Diketahui, Pemerintah telah menerbitkan peraturan pemerintah No. 58 Tahun 2023 (PP 58/2023) tentang tarif pemotongan pajak penghasilan pasal 21 (Pph21) atas penghasilan sehubungan dengan pekerjaan, jasa, atau kegiatan wajib pajak orang pribadi.

Peraturan ini ditetapkan pada 27 Desember 2023 dan mulai di sosialisasikan secara resmi pada tanggal 29 Desember 2023, dan berlaku mulai 1 Januari 2024.

"Ini sudah ada dulu (TER), cuman karena dikeluarkannya sekarang jadi seolah-olah ada penambahan beban baru dan pajak baru, TER ini istilah yang biasa kita gunakan untuk menghitung PPh 21," jelasnya.

Dalam paparannya, Dwi menjelaskan bahwa pemotongan PPh Pasal 21 yang menggunakan TER hanya dilakukan pada masa pajak Januari hingga November. Maka pada Desember, PPh Pasal 21 dihitung ulang menggunakan tarif pasal 17 ayat 1.

Misal sebegai contoh, Tuan 'A' bekerja pada perusahaan PT ABC dan memperoleh gaji Rp 10.000.000 per bulan, serta membayar iuran pensiun sebesar Rp 100.000 per bulan. Tuan 'A' menikah dan tidak memiliki tanggungan (PTKP K/0).

Maka penghitungan dengan TER, yakni Januari - November : 2 persen x Rp 10.000.000 = Rp 200.000 per bulan. Kemudian, untuk Desember Rp 2.175.000 (PPh setahun) - (11x Rp 200.000)= Rp 515.000 pajak terhutang yang harus dibayar wajib pajak.


Mulai Berlaku 1 Januari 2024, Simak Aturan Baru Tarif Efektif PPh 21

Ilustrasi Pajak. (Shutterstock)

Pemerintah merilis aturan baru mengenai perhitungan tarif efektif pemotongan pajak penghasilan (PPh) Pasal 21. Aturan ini mulai berlaku efektif pada 1 Januari 2024.

Aturan ini tertuang dalam Peraturan Pemerintah (PP) Nomor 58 Tahun 2023 tentang Tarif Pemotongan Pajak Penghasilan Pasal 21 Atas Penghasilan Sehubungan Dengan Pekerjaan, Jasa, atau Kegiatan Wajib Pajak Orang Pribadi.

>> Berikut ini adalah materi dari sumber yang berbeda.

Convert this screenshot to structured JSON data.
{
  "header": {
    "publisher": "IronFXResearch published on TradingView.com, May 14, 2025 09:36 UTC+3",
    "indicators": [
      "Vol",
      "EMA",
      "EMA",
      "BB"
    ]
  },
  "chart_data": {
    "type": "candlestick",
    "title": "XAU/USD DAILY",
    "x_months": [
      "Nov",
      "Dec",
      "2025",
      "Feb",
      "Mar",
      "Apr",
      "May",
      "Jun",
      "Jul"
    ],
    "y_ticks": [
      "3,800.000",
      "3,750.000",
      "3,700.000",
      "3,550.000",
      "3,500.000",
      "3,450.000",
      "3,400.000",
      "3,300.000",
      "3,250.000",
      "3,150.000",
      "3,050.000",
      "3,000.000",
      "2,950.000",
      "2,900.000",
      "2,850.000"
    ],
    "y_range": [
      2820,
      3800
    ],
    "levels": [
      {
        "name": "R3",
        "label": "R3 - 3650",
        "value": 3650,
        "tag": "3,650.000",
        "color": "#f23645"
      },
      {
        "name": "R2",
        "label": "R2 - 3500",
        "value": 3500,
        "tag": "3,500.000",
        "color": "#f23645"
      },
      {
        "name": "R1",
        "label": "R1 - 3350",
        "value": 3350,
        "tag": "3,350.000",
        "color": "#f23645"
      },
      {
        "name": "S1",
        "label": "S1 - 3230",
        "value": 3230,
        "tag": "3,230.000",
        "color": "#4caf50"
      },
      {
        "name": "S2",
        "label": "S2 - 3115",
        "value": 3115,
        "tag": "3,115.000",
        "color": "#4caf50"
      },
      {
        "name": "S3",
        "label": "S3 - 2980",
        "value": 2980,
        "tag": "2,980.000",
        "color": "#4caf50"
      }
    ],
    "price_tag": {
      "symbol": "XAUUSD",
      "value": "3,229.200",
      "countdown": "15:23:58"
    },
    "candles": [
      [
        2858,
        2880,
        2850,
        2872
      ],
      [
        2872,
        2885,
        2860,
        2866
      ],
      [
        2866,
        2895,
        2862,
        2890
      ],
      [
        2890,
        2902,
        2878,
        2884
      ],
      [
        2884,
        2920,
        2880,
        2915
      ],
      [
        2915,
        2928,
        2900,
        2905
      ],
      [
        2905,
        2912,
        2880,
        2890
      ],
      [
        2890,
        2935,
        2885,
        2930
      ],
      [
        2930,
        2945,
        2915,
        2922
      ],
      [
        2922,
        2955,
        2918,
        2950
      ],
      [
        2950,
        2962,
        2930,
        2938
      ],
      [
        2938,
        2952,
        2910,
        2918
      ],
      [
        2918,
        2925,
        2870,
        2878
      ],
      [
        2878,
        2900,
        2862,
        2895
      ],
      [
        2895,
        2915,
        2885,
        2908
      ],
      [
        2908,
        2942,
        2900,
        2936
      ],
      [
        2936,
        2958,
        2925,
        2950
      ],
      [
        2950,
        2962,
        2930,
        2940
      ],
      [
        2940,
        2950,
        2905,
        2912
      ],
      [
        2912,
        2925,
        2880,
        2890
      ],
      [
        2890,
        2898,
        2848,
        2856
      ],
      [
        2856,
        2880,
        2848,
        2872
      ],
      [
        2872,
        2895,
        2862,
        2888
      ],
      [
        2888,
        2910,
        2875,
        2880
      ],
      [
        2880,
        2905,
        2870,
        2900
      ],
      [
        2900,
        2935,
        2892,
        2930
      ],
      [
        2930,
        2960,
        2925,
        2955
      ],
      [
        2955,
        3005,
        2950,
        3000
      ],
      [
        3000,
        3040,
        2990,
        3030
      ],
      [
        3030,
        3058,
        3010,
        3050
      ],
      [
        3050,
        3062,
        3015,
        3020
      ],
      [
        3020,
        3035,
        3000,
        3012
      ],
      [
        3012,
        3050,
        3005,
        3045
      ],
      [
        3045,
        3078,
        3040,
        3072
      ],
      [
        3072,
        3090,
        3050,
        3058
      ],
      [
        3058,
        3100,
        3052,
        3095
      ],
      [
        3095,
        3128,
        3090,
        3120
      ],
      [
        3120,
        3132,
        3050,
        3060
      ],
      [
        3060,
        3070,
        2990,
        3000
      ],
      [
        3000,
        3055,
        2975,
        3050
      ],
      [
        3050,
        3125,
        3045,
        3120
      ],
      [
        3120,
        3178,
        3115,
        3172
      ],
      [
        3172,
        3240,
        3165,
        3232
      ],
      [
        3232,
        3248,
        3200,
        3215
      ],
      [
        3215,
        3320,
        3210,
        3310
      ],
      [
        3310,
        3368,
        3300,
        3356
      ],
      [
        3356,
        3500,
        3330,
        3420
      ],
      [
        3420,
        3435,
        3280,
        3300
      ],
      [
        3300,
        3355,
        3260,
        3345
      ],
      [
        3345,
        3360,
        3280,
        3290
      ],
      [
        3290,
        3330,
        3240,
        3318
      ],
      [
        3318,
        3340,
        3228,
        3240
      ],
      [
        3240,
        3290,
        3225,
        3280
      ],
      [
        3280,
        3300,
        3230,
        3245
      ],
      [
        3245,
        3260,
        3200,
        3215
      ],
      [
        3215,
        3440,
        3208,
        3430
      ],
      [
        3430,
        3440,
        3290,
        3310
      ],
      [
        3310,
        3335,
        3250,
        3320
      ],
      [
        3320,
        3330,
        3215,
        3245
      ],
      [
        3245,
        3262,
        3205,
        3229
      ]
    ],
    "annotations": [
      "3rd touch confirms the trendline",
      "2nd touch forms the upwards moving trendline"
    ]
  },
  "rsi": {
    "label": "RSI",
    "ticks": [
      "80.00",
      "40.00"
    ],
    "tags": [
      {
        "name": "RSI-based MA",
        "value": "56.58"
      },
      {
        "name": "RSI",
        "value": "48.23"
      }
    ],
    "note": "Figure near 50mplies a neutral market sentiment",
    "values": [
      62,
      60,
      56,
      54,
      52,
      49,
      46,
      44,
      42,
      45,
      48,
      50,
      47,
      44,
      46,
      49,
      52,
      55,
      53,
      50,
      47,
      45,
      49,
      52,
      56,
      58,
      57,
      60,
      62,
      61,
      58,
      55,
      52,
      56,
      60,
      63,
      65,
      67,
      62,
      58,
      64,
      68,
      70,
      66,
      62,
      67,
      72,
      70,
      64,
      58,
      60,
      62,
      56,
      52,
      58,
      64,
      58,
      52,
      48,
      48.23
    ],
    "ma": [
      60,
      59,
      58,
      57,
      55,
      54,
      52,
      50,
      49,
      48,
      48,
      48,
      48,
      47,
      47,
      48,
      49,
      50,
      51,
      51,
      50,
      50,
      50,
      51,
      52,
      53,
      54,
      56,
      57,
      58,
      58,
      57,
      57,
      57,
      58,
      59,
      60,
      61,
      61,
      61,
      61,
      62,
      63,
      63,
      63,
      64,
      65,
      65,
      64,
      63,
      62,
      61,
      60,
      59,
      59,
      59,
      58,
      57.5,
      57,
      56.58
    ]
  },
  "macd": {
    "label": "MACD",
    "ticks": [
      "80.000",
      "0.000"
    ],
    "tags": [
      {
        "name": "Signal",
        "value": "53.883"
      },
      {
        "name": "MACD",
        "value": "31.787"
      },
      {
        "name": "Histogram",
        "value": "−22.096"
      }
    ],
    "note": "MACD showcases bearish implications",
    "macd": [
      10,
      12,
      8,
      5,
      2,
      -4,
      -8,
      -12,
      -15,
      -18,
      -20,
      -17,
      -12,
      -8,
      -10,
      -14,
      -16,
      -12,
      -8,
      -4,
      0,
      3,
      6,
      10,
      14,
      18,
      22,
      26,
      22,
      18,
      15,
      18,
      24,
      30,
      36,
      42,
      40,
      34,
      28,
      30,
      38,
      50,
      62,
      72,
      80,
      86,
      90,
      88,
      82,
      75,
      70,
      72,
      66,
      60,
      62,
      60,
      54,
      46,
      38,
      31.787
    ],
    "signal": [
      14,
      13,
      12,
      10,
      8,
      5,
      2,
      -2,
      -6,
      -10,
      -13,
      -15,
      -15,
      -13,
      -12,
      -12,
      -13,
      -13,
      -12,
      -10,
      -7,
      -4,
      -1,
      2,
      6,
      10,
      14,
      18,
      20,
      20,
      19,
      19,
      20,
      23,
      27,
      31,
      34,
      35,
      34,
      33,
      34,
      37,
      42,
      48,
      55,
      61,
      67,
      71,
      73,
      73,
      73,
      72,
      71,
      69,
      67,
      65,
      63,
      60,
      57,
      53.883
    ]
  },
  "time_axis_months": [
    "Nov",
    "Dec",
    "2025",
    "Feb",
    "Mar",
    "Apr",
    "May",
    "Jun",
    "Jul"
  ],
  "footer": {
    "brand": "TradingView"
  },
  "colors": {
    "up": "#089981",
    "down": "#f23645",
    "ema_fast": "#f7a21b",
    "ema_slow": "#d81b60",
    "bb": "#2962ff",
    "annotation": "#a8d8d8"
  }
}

Penerbitan aturan baru perpajakan ini untuk memudahkan dam nenyederhanakan pelaksanaan pemenuhan kewajiban perpajakan kepada Wajib Pajak atas pemotongan PPh 21.

Penetapan tarif efektif pemotongan PPh Pasal 21 dilakukan dengan telah memperhatikan adanya pengurang penghasilan bruto berupa biaya jabatan atau biaya pensiun, iuran pensiun, dan Penghasilan Tidak Kena Pajak.

Direktur Penyuluhan, Pelayanan dan Hubungan Masyarakat Direktorat Jenderal Pajak (DJP) Kementerian Keuangan Dwi Astuti menjelaskan, tarif efektif untuk penghitungan PPh Pasal 21 tidak memberikan beban pajak baru.

“Tidak ada tambahan beban pajak baru sehubungan dengan penerapan tarif efektif,” kata dia dikutip dari Antara, Senin (1/1/2024).

Tujuan diterbitkannya PP tersebut untuk memberikan kemudahan dalam penghitungan pajak terutang. Menurut Dwi, kemudahan itu tercermin pada kesederhanaan cara penghitungan pajak terutang.

Sebelumnya, untuk menentukan pajak terutang, pemberi kerja harus mengurangkan biaya jabatan, biaya pensiun, iuran pensiun, dan Penghasilan Tidak Kena Pajak (PTKP) dari penghasilan bruto. Hasilnya baru dikalikan dengan tarif Pasal 17 UU PPh.